The Cult of Statistical Significance: How the Standard Error Costs Us Jobs, Justice, and Lives, by Deirdre McCloskey and Stephen Ziliak, University of Michigan Press, argues that statistical significance in its all too common meaning, philosophical possibilities uncalibrated to the sizes of important effects in the world, is useless for science.
"Yet in medical science, in population biology, in much of sociology, political sciences, psychology, and economics, in parts of literary study, there reigns the spirit of the Mathematics or Philosophy Departments (appropriate in their own fields of absolutes). The result has been a catastrophe for such sciences, or former sciences. The solution is simple: get back to seeking oomph. It would be wrong, of course, to abandon math or statistics. But they need every time to be put into a context of How Much, as they are in chemistry, in most biology, in history, and in engineering science.
"In many of the life and human sciences the existence/whether question of the philosophical disciplines has substituted for the size-matters/how-much question of the scientific disciplines. The substitution is causing a loss of jobs, justice, profits, environment, and even life. The substitution we are worrying about here is called "statistical significance"—a qualitative, philosophical rule which has substituted for a quantitative, scientific magnitude."

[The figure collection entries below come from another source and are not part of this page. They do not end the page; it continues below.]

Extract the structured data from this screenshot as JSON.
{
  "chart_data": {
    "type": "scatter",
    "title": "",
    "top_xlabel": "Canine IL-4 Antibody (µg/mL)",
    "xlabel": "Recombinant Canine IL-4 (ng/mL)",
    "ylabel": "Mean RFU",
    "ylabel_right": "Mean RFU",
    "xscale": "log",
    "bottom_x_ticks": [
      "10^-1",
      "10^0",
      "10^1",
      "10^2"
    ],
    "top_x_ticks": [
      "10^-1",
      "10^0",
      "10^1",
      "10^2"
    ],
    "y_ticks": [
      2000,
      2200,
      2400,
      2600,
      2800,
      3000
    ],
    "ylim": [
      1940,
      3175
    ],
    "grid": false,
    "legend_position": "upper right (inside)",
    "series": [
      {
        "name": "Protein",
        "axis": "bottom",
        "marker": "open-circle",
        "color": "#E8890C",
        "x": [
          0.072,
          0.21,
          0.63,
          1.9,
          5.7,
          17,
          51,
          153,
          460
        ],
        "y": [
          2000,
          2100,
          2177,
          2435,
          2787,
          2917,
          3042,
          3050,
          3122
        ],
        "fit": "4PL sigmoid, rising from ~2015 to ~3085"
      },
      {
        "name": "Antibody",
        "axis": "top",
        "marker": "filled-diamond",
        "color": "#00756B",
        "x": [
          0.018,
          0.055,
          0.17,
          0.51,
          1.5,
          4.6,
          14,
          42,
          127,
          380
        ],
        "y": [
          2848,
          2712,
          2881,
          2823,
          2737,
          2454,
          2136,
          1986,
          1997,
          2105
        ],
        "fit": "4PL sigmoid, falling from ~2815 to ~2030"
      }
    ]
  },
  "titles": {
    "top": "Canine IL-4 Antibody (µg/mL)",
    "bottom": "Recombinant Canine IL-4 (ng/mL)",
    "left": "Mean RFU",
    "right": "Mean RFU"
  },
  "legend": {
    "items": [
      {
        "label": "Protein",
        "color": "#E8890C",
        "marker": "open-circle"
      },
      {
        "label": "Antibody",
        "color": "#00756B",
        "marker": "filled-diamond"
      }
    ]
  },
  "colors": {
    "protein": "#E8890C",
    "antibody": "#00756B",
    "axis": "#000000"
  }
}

I think this results from "scientism" -- from people in the social sciences and humanities, and in politics and the media, wishing to SOUND scientific and as a result failing to BE scientific, putting way too much stock in scientific terms they don't actually understand.
I know and admire Prof. McCloskey from her inspiring, interdisciplinary teaching at an Institute for Humane Studies seminar on "Liberty in Film and Fiction", a life-changing experience I'd recommend to any student.